C’était l’oncle Giraud qui parlait ainsi, entrant en robe de chambre, d’un air furieux.
— Voilà une belle chose! continua-t-il. Dieu sait que je dormais, et que, du moins, si vous avez fait du bruit, ce n’est pas avec votre langue. Qu’est-ce que c’est que des êtres pareils, qui ne trouvent rien de plus simple que de tout escalader? Quelle est votre intention? Abîmer une voiture, briser tout, faire, du dégât, et après cela, quoi? Déshonorer une famille! Jeter l’opprobre et l’infamie sur d’honnêtes gens...
Celui-là, non plus, ne m’entend pas encore, s’écria l’oncle Giraud désolé.

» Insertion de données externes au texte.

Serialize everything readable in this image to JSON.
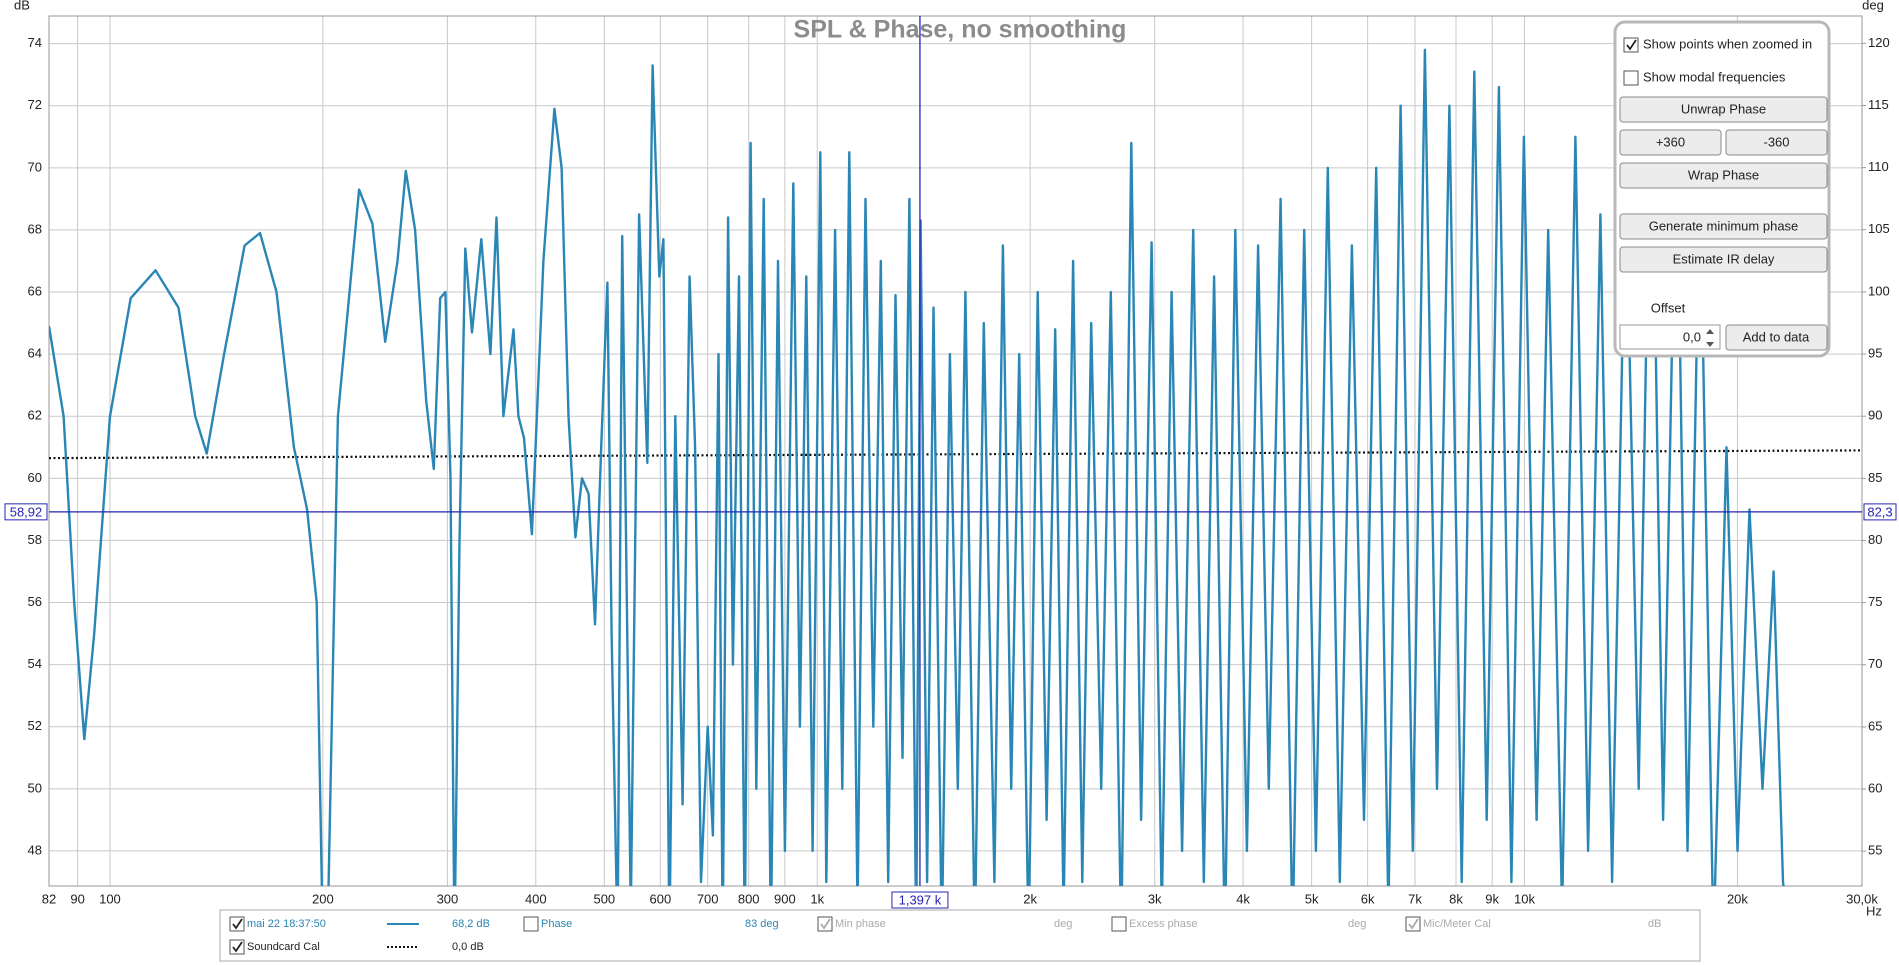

Mais le marquis prit un crayon, un morceau de papier, et écrivit cette espèce de lettre: «J’aime mademoiselle Camille, je veux l’épouser, j’ai vingt mille livres de rente. Voulez-vous me la donner?» — Il n’y a que les gens qui ne parlent pas, dit l’oncle Giraud, pour mener les affaires aussi vite.
— Mais dites donc, s’écria-t-il après quelques moments de réflexion, je ne suis pas son père, je ne suis que l’oncle. Il faut demander la permission au papa.